Can't afford a $100,000 down-payment on a half-million-dollar home? Get a separate loan at a higher rate and borrow the money. Think you'll be richer down the line? Pay just the interest on your loan for a few years. Scared of high monthly payments? Get an adjustable interest rate that will stay low, at least for a while.
It's a far cry from the days when 20 percent down payments and 30-year fixed-rate mortgages were the norm. Now, in overheated housing markets, everyone from real estate agents and brokers to home buyers is saying that extreme times call for extreme measures.

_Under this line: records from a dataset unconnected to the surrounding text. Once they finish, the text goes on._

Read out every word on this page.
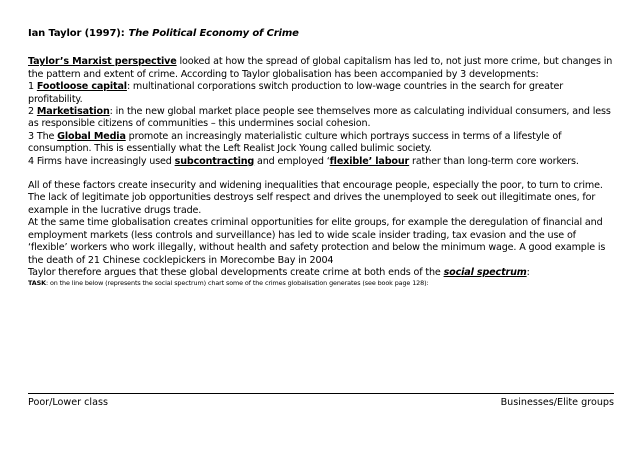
Ian Taylor (1997): The Political Economy of Crime

Taylor’s Marxist perspective looked at how the spread of global capitalism has led to, not just more crime, but changes in the pattern and extent of crime. According to Taylor globalisation has been accompanied by 3 developments:

1 Footloose capital: multinational corporations switch production to low-wage countries in the search for greater profitability.

2 Marketisation: in the new global market place people see themselves more as calculating individual consumers, and less as responsible citizens of communities – this undermines social cohesion.

3 The Global Media promote an increasingly materialistic culture which portrays success in terms of a lifestyle of consumption. This is essentially what the Left Realist Jock Young called bulimic society.

4 Firms have increasingly used subcontracting and employed ‘flexible’ labour rather than long-term core workers.

All of these factors create insecurity and widening inequalities that encourage people, especially the poor, to turn to crime. The lack of legitimate job opportunities destroys self respect and drives the unemployed to seek out illegitimate ones, for example in the lucrative drugs trade.

At the same time globalisation creates criminal opportunities for elite groups, for example the deregulation of financial and employment markets (less controls and surveillance) has led to wide scale insider trading, tax evasion and the use of ‘flexible’ workers who work illegally, without health and safety protection and below the minimum wage. A good example is the death of 21 Chinese cocklepickers in Morecombe Bay in 2004

Taylor therefore argues that these global developments create crime at both ends of the social spectrum:

TASK: on the line below (represents the social spectrum) chart some of the crimes globalisation generates (see book page 128):

Poor/Lower class	Businesses/Elite groups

And why not do what it takes to buy a home when prices in some places are rising $1,000 a day?
But not everybody is so optimistic. A small band of skeptics is warning that homeowners are setting themselves up for a financial fall. If interest rates go up and home prices dip, owners may be forced to sell their homes at a big loss, some experts warn.
"I'm nervous about it," says Elaine Worzala, professor of real estate at the University of San Diego. "I do worry about the borrowers in markets such as this one, where homes are so expensive."

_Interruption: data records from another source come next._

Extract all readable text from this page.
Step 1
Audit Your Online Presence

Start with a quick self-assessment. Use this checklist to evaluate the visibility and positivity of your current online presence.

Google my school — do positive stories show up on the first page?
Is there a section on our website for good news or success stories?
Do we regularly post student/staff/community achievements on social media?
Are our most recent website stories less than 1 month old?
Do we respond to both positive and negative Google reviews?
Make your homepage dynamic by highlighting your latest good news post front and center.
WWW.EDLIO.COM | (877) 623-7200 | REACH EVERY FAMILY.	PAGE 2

Her cautions are mostly ignored. To many aspiring homeowners, the housing market is issuing a clarion call they can't resist. In some parts of California, everyone seems to know someone whose home has skyrocketed $50,000 or even $100,000 in value in just the last year or two.
The median price of a single-family home in the San Diego region - half the houses cost more, half cost less - has reached $583,000, compared with $430,000 a year ago. Or check out Orange County to the north, where median prices jumped from $496,000 to $649,000. Overall, the California Association of Realtors estimates that only 18 percent of state residents can afford these prices. In New York's metro area, the median house now costs $392,000; in Boston's, $366,500; in metro Washington, D.C., $352,000.

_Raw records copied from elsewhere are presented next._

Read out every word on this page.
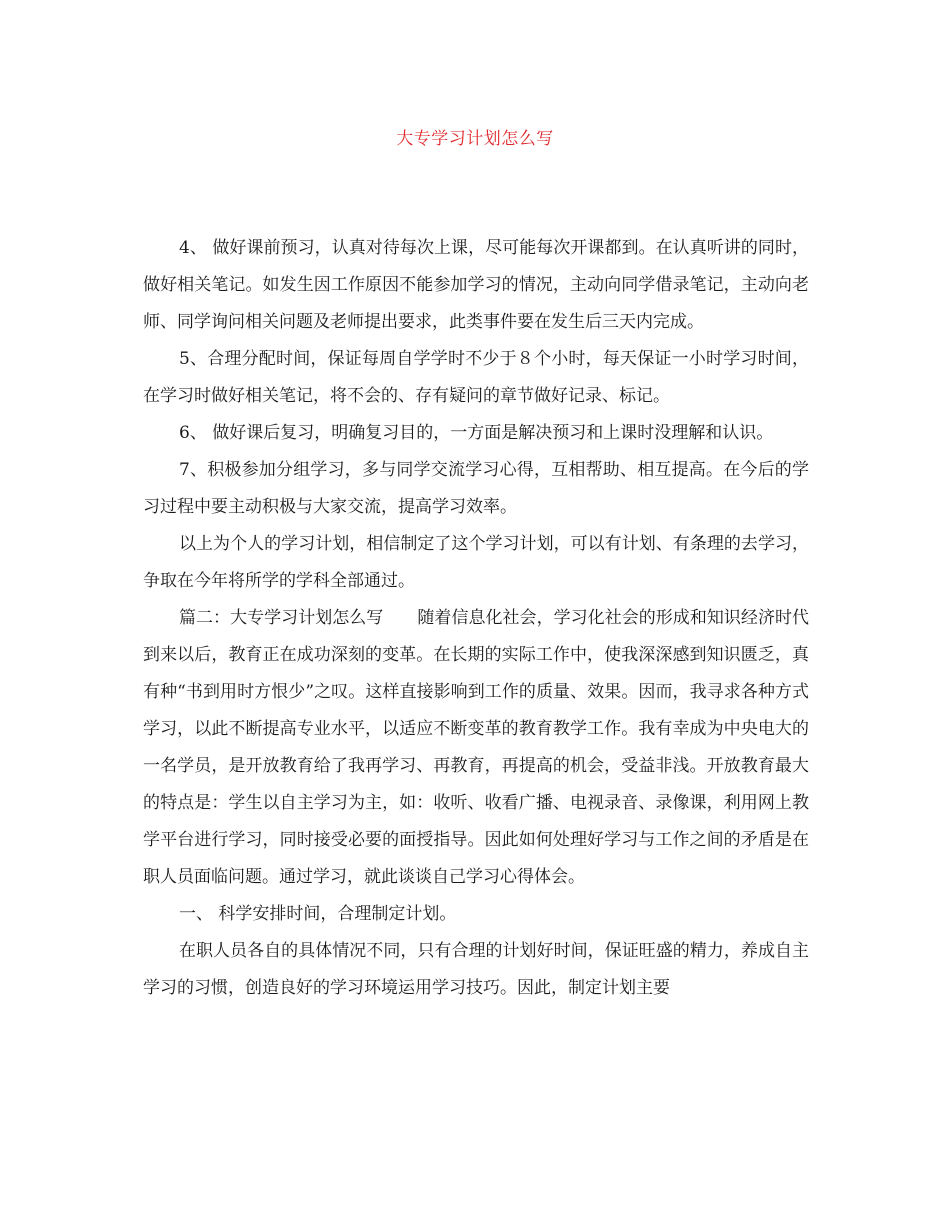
大专学习计划怎么写

4、 做好课前预习，认真对待每次上课，尽可能每次开课都到。在认真听讲的同时，做好相关笔记。如发生因工作原因不能参加学习的情况，主动向同学借录笔记，主动向老师、同学询问相关问题及老师提出要求，此类事件要在发生后三天内完成。

5、合理分配时间，保证每周自学学时不少于８个小时，每天保证一小时学习时间，在学习时做好相关笔记，将不会的、存有疑问的章节做好记录、标记。

6、 做好课后复习，明确复习目的，一方面是解决预习和上课时没理解和认识。

7、积极参加分组学习，多与同学交流学习心得，互相帮助、相互提高。在今后的学习过程中要主动积极与大家交流，提高学习效率。

以上为个人的学习计划，相信制定了这个学习计划，可以有计划、有条理的去学习，争取在今年将所学的学科全部通过。

篇二：大专学习计划怎么写　　随着信息化社会，学习化社会的形成和知识经济时代到来以后，教育正在成功深刻的变革。在长期的实际工作中，使我深深感到知识匮乏，真有种“书到用时方恨少”之叹。这样直接影响到工作的质量、效果。因而，我寻求各种方式学习，以此不断提高专业水平，以适应不断变革的教育教学工作。我有幸成为中央电大的一名学员，是开放教育给了我再学习、再教育，再提高的机会，受益非浅。开放教育最大的特点是：学生以自主学习为主，如：收听、收看广播、电视录音、录像课，利用网上教学平台进行学习，同时接受必要的面授指导。因此如何处理好学习与工作之间的矛盾是在职人员面临问题。通过学习，就此谈谈自己学习心得体会。

一、 科学安排时间，合理制定计划。

在职人员各自的具体情况不同，只有合理的计划好时间，保证旺盛的精力，养成自主学习的习惯，创造良好的学习环境运用学习技巧。因此，制定计划主要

Although there are signs that several local real-estate markets are cooling, "people act like we're going to run out of homes - if they don't buy now they'll be left out forever," says Dan Ruiz, a mortgage broker who specializes in assisting Latino buyers in southern California.
Because many of his clients can't afford to pay tens of thousands for a down payment, nearly all borrow the money, Mr. Ruiz says. And no wonder: With median-priced homes in California running at $463,000 as of July, residents must make at least $110,000 a year to afford a traditional 30-year fixed-rate loan with a down payment of 20 percent, the realtor association estimates.
In popular "80-20" or "100 percent financing" loans, potential homeowners borrow 80 percent of the purchase price of a home at one rate and the other 20 percent at a higher rate.
Down payments used to be virtually mandatory "because the banks wanted you to have money in the investment to protect themselves," says Professor Worzala. But now, the complex world of mortgage securities allows more flexibility.
Adding to potential risk, buyers in California and elsewhere are turning to "interest-only" loans. By paying down only their interest for a few years, they keep initial payments low.
Variable-interest-rate loans also woo potential home buyers. In many "hybrid" loans, the interest rates are fixed for the first few years, then can go up in the future, although the amount of increases is typically limited.For example, a homeowner might pay a fixed 3 percent interest for the first few years, with future increases limited to two percentage points a year or six points overall. The interest rate in this case, therefore, would never go above 9 percent.
Sound reasonable? Lyndon Garcia thinks so. He had his eye on a $355,000 fixer-upper in the Los Angeles suburb of Whittier, but he didn't make enough as an environmental project manager to afford a $70,000 down payment. An 80-20 loan with an adjustable rate and interest-only payments was just the ticket.
"There are so many positives to it," Mr. Garcia says. "Overall, it's an excellent plan. It helps the little guy."
At least for now. But what if interest rates go up, increasing monthly payments under adjustable rate mortgages? Combined with lower home prices - something experts have been predicting in California for months, if not years - they could spell disaster.
"A lot of people are already spending 50 percent of their income on their mortgage payment," says Worzala, the real estate professor. "If the interest rates go up, they're all of a sudden very cash-poor, putting themselves in a position where they have to default on their loan and lose their house."
Borrowers will be in especially bad straits if they haven't begun paying down the principal on their loans instead of the interest. "What's the incentive of staying if you have no equity?" Ruiz asks.
But to new homeowners like Garcia, who bought his home with the help of Ruiz, the risk is worth it. Thrilled about his new house, he thinks his complicated mortgage loans are a "win-win."